With engineering principles established, we were able to begin identifying the genes we would need to construct our plasmid. We chose to use genes from Chlamydomonas reinhardtii, as considerable research already exists on its chlorophyll biosynthesis pathway. Additionally, we were able to use some of the parts previously assembled by former Macquarie teams.

Our plasmid was divided into three functional portions. The first was a series of genes that formed the magnesium chelatase complex. These genes encode proteins that function to insert a magnesium ion into the porphyrin ring of protoporphyrin, a natural metabolite within E. coli. This would produce Mg-protophorphyrin IX. The genes required for this portion of the plasmid were:

• ChlH
• GUN4
• ChlI1
• ChlID
• ChlI2

Next, we identified a series of genes that would be necessary convert Mg-protophorphyrin IX into protochlorophyllide. This made up the second portion of our plasmid. These genes were:

• ChlM
• CTH1
• Ycf54

Following this, we needed a series of genes would would enable the conversion of Mg-protophorphyrin IX into chlorophyll. This was the third and final portion of our plasmid. These genes were:

• POR
• ChIP
• DVR1
• ChIG

In addition to chlorophyll biosynthesis genes, we planned to incorporate the ycf39 gene. This was based on literature reports which indicated this protein may be necessary for the formation of prolamellar bodies.

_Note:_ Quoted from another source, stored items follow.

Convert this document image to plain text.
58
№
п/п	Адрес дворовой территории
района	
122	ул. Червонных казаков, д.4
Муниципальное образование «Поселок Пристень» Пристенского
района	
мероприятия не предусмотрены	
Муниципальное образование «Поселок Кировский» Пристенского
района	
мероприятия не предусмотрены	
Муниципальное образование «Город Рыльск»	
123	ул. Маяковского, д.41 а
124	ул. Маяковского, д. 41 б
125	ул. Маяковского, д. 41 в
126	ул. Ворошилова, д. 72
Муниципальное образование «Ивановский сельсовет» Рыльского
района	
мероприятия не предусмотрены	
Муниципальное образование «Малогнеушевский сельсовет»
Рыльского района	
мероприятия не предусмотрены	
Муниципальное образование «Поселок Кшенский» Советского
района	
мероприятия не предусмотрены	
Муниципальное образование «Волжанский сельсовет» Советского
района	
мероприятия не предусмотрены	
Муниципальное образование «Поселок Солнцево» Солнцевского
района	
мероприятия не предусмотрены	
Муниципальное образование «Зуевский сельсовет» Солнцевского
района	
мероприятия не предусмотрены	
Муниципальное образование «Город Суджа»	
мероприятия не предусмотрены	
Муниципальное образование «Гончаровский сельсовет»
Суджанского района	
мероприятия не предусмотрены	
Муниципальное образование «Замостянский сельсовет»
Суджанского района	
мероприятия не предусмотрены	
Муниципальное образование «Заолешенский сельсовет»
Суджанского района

KARL PLEASE MAKE ME A NICE PICTURE

Before starting work in the lab, we looked at the work of previous Macquarie teams and the plasmids they had partially constructed. We computationally modelled chlorophyll production and realised we could improve the efficiency of this process by increasing the expression of several genes. In particular, increasing transcription of the ChlI1, POR, fdx and FNR genes improved the efficiency of chlorophyl production. As such, we decided not to use many of the parts assembled by previous Macquarie teams. We created the second iteration of our design, in which a trc protomoter was placed before the aforementioned genes. Modelling this promoter swap based on gene expression data obtained by Tegel, Ottosson, and Hober (2011), we were confident our improved plasmid would be more efficient at producing chlorophyll.